I'm starting to hear comments from exchanges like the following:
A round robin would give every network and opportunity at starting first. Although you have a standard timeout, there seems to be a timing issue at times for the the last few networks when they have a high bid. Their high bids are not able to win in the gampad call. Round robin, may alleviate this a bit.
Exchanges seem to believe that not being at or near the top of the bidder array they are at a disadvantage. Is there any merit to this? It strikes me as splitting hairs, but perhaps I'm missing something.
If it is a valid concern, I have implemented a simple bidder shuffling algorithm that might be helpful to the general community (I'm implemented it in response to the above comment). It's not round robin but it takes bid arrays and just randomly shuffles them. If that's of interest to the broader community, I'm happy to contribute it to the code base.
@eyedar
It's valid I think. The reason we didn't implement is because we believed that the publisher should make those kinds of decisions based on what they believe would give them the best monetization. I think having a random shuffle on each requestBids would be nice to have as an option. Can you make PR for it?

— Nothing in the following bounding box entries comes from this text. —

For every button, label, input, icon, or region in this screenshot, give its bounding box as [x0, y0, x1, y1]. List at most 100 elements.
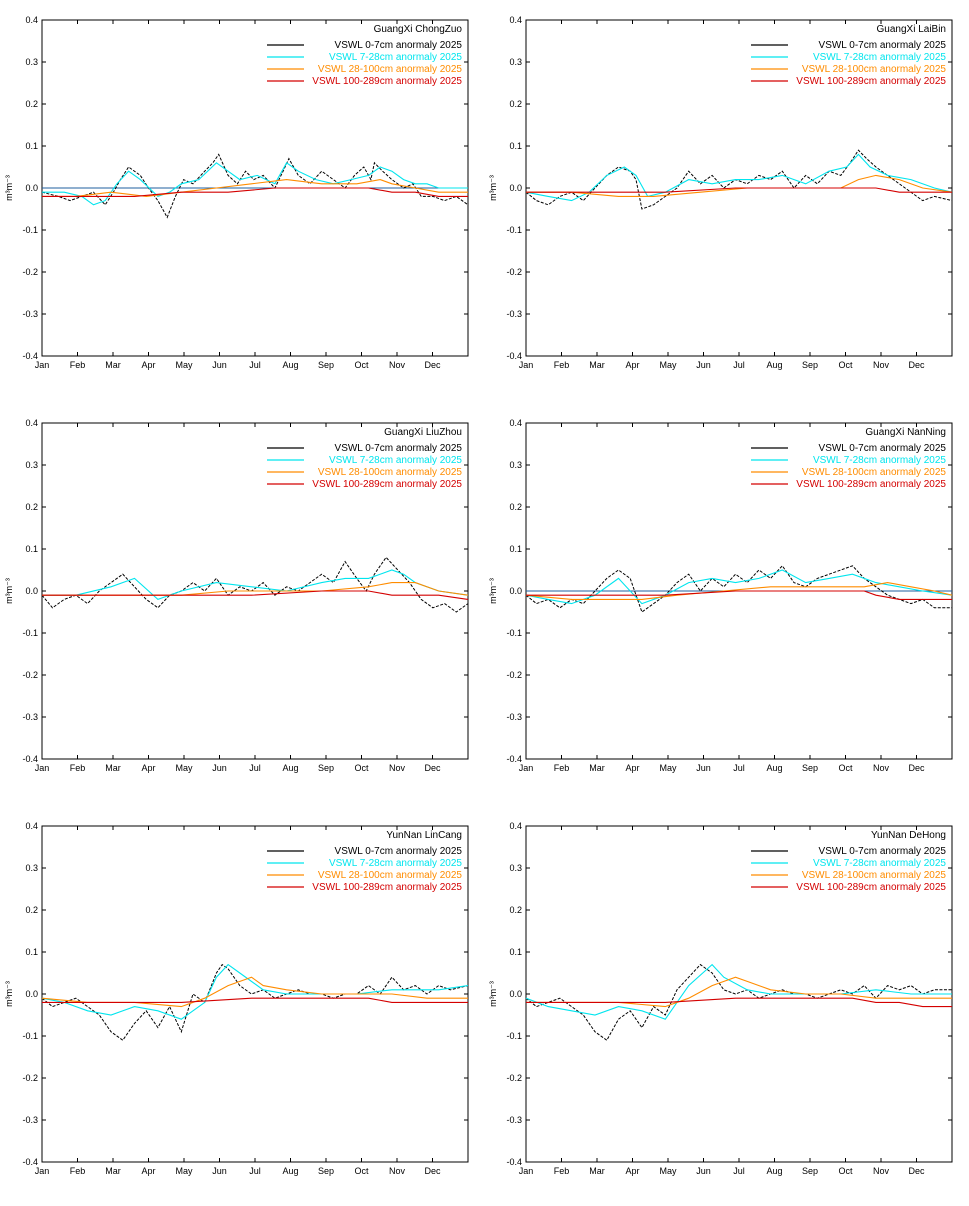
y-axis-label: m³m⁻³ [488, 175, 498, 201]
x-tick-label: May [659, 360, 677, 370]
legend-label-4: VSWL 100-289cm anormaly 2025 [796, 76, 946, 87]
chart-title: YunNan DeHong [871, 830, 946, 841]
legend-label-3: VSWL 28-100cm anormaly 2025 [318, 64, 463, 75]
y-tick-label: -0.1 [22, 628, 38, 638]
y-tick-label: 0.0 [509, 183, 522, 193]
x-tick-label: Nov [389, 1166, 406, 1176]
y-tick-label: -0.2 [22, 1073, 38, 1083]
x-tick-label: Jun [212, 763, 227, 773]
x-tick-label: Jul [733, 763, 745, 773]
legend-label-2: VSWL 7-28cm anormaly 2025 [329, 455, 462, 466]
x-tick-label: Feb [554, 360, 570, 370]
x-tick-label: Jun [696, 763, 711, 773]
y-tick-label: 0.1 [25, 141, 38, 151]
chart-panel-guangxi-nanning: 0.4 0.3 0.2 0.1 0.0 -0.1 -0.2 -0.3 -0.4 Jan Feb Mar… [484, 403, 968, 803]
legend-label-2: VSWL 7-28cm anormaly 2025 [813, 858, 946, 869]
x-tick-label: Mar [589, 1166, 605, 1176]
y-tick-label: 0.3 [25, 460, 38, 470]
y-tick-label: 0.2 [25, 905, 38, 915]
legend-label-1: VSWL 0-7cm anormaly 2025 [335, 40, 463, 51]
x-tick-label: Jan [519, 360, 534, 370]
chart-title: GuangXi LiuZhou [384, 427, 462, 438]
x-tick-label: Apr [141, 1166, 155, 1176]
x-tick-label: May [175, 1166, 193, 1176]
y-tick-label: -0.4 [22, 754, 38, 764]
x-tick-label: Jan [519, 763, 534, 773]
y-tick-label: 0.4 [25, 418, 38, 428]
x-tick-label: Apr [625, 360, 639, 370]
legend-label-4: VSWL 100-289cm anormaly 2025 [312, 76, 462, 87]
x-tick-label: Jan [35, 1166, 50, 1176]
series-line-4 [42, 997, 468, 1003]
x-tick-label: Dec [424, 360, 441, 370]
y-tick-label: 0.1 [509, 544, 522, 554]
x-tick-label: Mar [105, 360, 121, 370]
y-axis-label: m³m⁻³ [4, 981, 14, 1007]
x-tick-label: Jun [696, 1166, 711, 1176]
legend-label-3: VSWL 28-100cm anormaly 2025 [802, 870, 947, 881]
y-tick-label: 0.3 [25, 863, 38, 873]
y-tick-label: 0.4 [25, 821, 38, 831]
series-line-3 [41, 976, 468, 1008]
legend-label-1: VSWL 0-7cm anormaly 2025 [819, 443, 947, 454]
x-tick-label: Jan [35, 360, 50, 370]
y-tick-label: -0.2 [22, 670, 38, 680]
series-line-1 [41, 556, 469, 613]
x-tick-label: Apr [625, 1166, 639, 1176]
x-tick-label: Oct [838, 1166, 853, 1176]
legend-label-3: VSWL 28-100cm anormaly 2025 [802, 467, 947, 478]
chart-title: GuangXi LaiBin [877, 24, 947, 35]
x-tick-label: Sep [802, 763, 818, 773]
x-tick-label: Sep [318, 763, 334, 773]
x-tick-label: Aug [282, 360, 298, 370]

Yes, happy to take a hack at it. Thanks.
@eyedar Any luck implementing this so far? I may start on a similar idea later this week but if you have anything I'll gladly review it
@matthewlane sorry haven't been able to get to it..I suggest you just go for it at this point...I don't want to hold anything up
From running some experiments, the concern mentioned above seems to be valid, and more so when there are many bidders and/or the timeout is relatively low. In one experiment with 8 bidders and 700ms timeout, the last bidder was almost never able to respond in time, while the same bidder on the first position had a very high bid-rate.
As for the best way to handle this, I think there should be two options: random order as suggested above; and explicit order settable by the publisher outside of the configuration. The way things are now - (at least as far as I know) - with order settable by changing the bidder order in adUnits, this is both unclear to most publishers, and is easy to break when updating configuration, running a/b tests etc.